Das Münchner Filmfest feiert in diesem Jahr seinen 25. Geburtstag. Wie immer zeigt das Festival eine bunte Mischung aus internationalen und einheimischen Produktionen. Ehrengast war in diesem Jahr Werner Herzog. Dabei waren auch die Hollywood-Regisseure William Friedkin und Richard Linklater sowie US-Star Kevin Kline. Im Mittelpunkt des Festivals steht aber das Kino Europas.

Seit einigen Jahren schon nehmen Filme aus Asien einen festen Platz im internationalen Filmfestspielbetrieb ein. In jüngster Zeit ist nun ein neues Phänomen zu beobachten. Filmemacher aus aller Welt drehen in asiatischen Ländern, verlegen die Handlung ihrer Spielfilme dorthin. Beim 25. Filmfestival in München waren drei eindrucksvolle Beispiele von europäischen Regisseuren für diesen Trend zu beobachten.

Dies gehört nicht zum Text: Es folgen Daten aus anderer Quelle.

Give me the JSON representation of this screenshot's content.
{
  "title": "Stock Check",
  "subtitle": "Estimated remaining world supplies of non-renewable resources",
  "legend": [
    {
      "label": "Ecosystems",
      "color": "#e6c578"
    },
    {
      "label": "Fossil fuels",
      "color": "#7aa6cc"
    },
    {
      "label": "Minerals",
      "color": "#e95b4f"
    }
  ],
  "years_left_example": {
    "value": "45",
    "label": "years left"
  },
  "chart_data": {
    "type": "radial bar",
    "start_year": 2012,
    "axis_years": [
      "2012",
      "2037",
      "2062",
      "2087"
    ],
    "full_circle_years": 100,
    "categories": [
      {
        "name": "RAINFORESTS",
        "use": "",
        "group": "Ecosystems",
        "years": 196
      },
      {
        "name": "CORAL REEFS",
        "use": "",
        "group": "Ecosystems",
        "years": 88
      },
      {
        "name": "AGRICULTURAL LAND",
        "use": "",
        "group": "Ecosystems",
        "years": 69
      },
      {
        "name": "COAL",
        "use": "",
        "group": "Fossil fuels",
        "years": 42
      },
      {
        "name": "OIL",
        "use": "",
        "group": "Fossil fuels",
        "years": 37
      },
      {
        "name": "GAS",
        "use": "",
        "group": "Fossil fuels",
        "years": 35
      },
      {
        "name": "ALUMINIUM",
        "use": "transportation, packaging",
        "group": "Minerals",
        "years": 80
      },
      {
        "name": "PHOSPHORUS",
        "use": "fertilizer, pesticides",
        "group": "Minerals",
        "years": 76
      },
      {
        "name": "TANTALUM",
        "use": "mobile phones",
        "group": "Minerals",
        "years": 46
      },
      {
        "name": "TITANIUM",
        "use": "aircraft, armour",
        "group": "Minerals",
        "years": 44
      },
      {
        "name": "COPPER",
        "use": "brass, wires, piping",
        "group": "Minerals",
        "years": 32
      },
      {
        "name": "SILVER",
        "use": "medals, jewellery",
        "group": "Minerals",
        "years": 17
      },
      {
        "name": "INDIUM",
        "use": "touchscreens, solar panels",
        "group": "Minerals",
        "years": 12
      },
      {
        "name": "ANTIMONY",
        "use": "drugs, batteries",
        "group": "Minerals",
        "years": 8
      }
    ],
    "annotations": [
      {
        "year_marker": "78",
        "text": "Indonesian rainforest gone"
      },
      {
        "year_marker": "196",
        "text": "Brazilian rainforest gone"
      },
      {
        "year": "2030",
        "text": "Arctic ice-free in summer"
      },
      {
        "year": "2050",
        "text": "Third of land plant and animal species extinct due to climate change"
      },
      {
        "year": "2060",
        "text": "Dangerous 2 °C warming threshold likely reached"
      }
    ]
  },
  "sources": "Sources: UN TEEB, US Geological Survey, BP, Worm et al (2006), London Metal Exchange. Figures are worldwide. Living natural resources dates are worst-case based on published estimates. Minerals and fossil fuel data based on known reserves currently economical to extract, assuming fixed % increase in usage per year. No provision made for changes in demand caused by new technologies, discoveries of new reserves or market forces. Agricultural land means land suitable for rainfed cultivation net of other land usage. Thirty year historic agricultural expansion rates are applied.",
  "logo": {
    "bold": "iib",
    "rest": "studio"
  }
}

Blick auf den Moloch China

Filmszene "The Missing Star"
Filmszene "The Missing Star"Bild: presse

In der ersten Hälfte der 90er-Jahre war der Italiener Gianni Amelio der wohl am meisten mit Preisen ausgezeichnete europäische Regisseur. In Deutschland hat man dann lange nichts mehr von ihm gehört, jetzt hat er sich mit seinem neuen Film "The Missing Star" eindrucksvoll zurückgemeldet. Er erzählt die Geschichte des Ingenieurs Vincenzo, der in einem italienischen Stahlwerk arbeitet. Aus der Fabrik wird ein kompletter Hochofen von einer chinesischen Wirtschaftsdelegation angekauft, demontiert und nach Asien verschifft. Nur Vincenzo weiß, dass dabei eine fehlerhafte Steuereinheit mitverkauft wurde. Auf eigene Faust macht er sich nach China auf, um das Teil auszutauschen.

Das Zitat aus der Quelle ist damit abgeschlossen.